Out of home – Embracing digital
OOH (Out of Home) is a versatile advertising medium on account of various advantages it offers over other forms of media such as high coverage in terms of area, better brand positioning, given the larger size of image and higher target audience reach of almost 80 per cent. The OOH industry has witnessed close to 11 per cent CAGR over the last five years, growing from INR 20 billion in FY14 to INR 34 billion in FY19.
Radio & Music – Waiting to be heard
The industry saw impetus coming from the increase in spends due to elections. While the real estate sector continued to face slowdown, the sector spends on radio continued to liquidate existing inventory. The growth during the FY19 has remained weak at of 6.17 per cent.
KEY THEMES OF 2019
NTO – A paradigm shift: Post the new regulatory framework for broadcasting and cable services introduced by the Telecom Regulatory Authority of India (TRAI), viewership is likely to be concentrated across fewer channels aiding large broadcasters and channels with appealing content. They stand to benefit from higher subscription revenue as well as gain greater pricing power. Further, some of the large broadcasters have also taken a strategic call to move the Free-to-air (FTA) variants of their popular General Entertainment Channels to the Pay regime, with a view to ensure that subscribers pay for the content they wish to watch.
Regional markets – Moving into the limelight: In FY19, the growth in advertising revenue for regional channels has been around 16-17 per cent. The large audience size combined with their preference to consume content in their preferred language has led to media platforms expanding their portfolios to offer dedicated regional language content. Consumers are also spending 35-43 per cent of time on regional videos on digital platforms.
Skill development – The learning imperative: Owing to the digital disruption, the world of media and entertainment is changing with a new composition in the workforce. The India Inc’s capability to ideate, innovate and execute eventually leads to disproportionate value creation for the enterprise. This shift requires constant upscaling and upskilling of the workforce. The traditional job roles have either completely changed or have totally ceased to exist with a decrease of 8 per cent in online media, 9 per cent in print and 5 per cent in broadcast media.
Digital privacy and content – Bridging the monetisation gap: In today’s marketplace, customised environment and recommendations are the norm and it provides organisations an edge over their competition. They are using Content Delivery Networks (CDN) to speed up content delivery on websites with high traffic based on location. In order to provide such services, media companies are now monetizing by collecting huge amounts of data to create customer profiles in a new and unique way.
5G – Technology trends in M&E sector: 5G will increase media usage immensely.
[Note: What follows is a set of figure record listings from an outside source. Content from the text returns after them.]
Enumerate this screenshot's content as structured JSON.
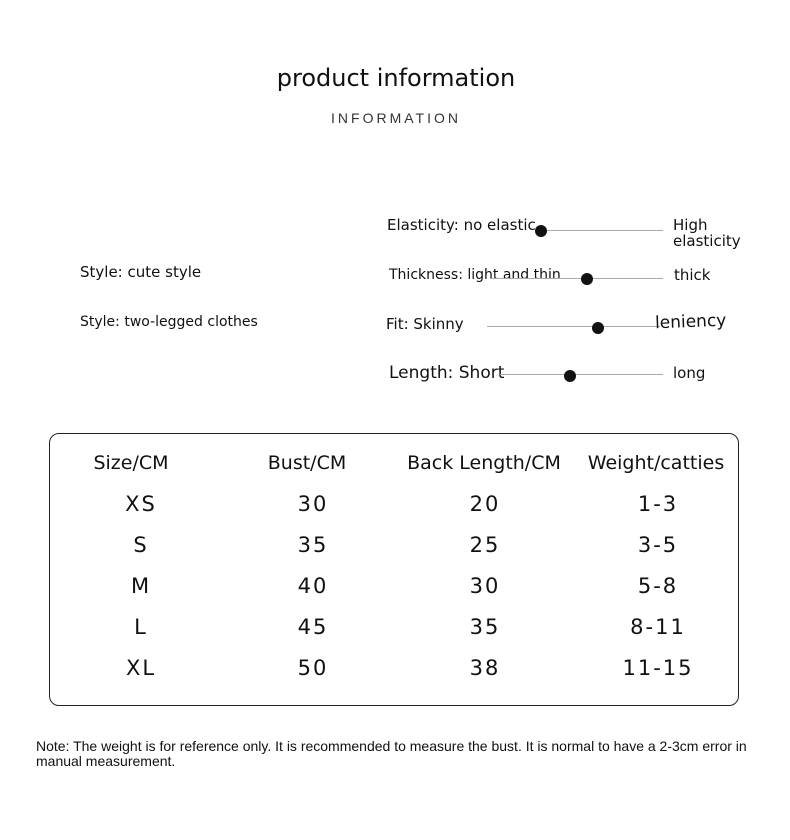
{
  "header": {
    "title": "product information",
    "subtitle": "INFORMATION"
  },
  "styles": [
    "Style: cute style",
    "Style: two-legged clothes"
  ],
  "attributes": [
    {
      "label": "Elasticity: no elastic",
      "right": "High elasticity",
      "level": 0.03
    },
    {
      "label": "Thickness: light and thin",
      "right": "thick",
      "level": 0.56
    },
    {
      "label": "Fit: Skinny",
      "right": "leniency",
      "level": 0.64
    },
    {
      "label": "Length: Short",
      "right": "long",
      "level": 0.43
    }
  ],
  "table": {
    "headers": [
      "Size/CM",
      "Bust/CM",
      "Back Length/CM",
      "Weight/catties"
    ],
    "rows": [
      [
        "XS",
        "30",
        "20",
        "1-3"
      ],
      [
        "S",
        "35",
        "25",
        "3-5"
      ],
      [
        "M",
        "40",
        "30",
        "5-8"
      ],
      [
        "L",
        "45",
        "35",
        "8-11"
      ],
      [
        "XL",
        "50",
        "38",
        "11-15"
      ]
    ]
  },
  "note": "Note: The weight is for reference only. It is recommended to measure the bust. It is normal to have a 2-3cm error in manual measurement."
}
The revenue forecast over the next decade (2019-2028) is pegged at approximately USD 3 trillion which the M&E companies will be vying for and the revenue opportunity enabled by 5G networks will be approximately USD1.3 trillion. The year 2025 is expected to be the year when the industry will reach critical mass wherein 57 per cent of global wireless media revenues will be generated on the back of superfast 5G networks and devices. One of the key metrics of 5G performance is latency and since the technology promises latency of <1Ms live streaming and large downloads will happen at supersonic speeds.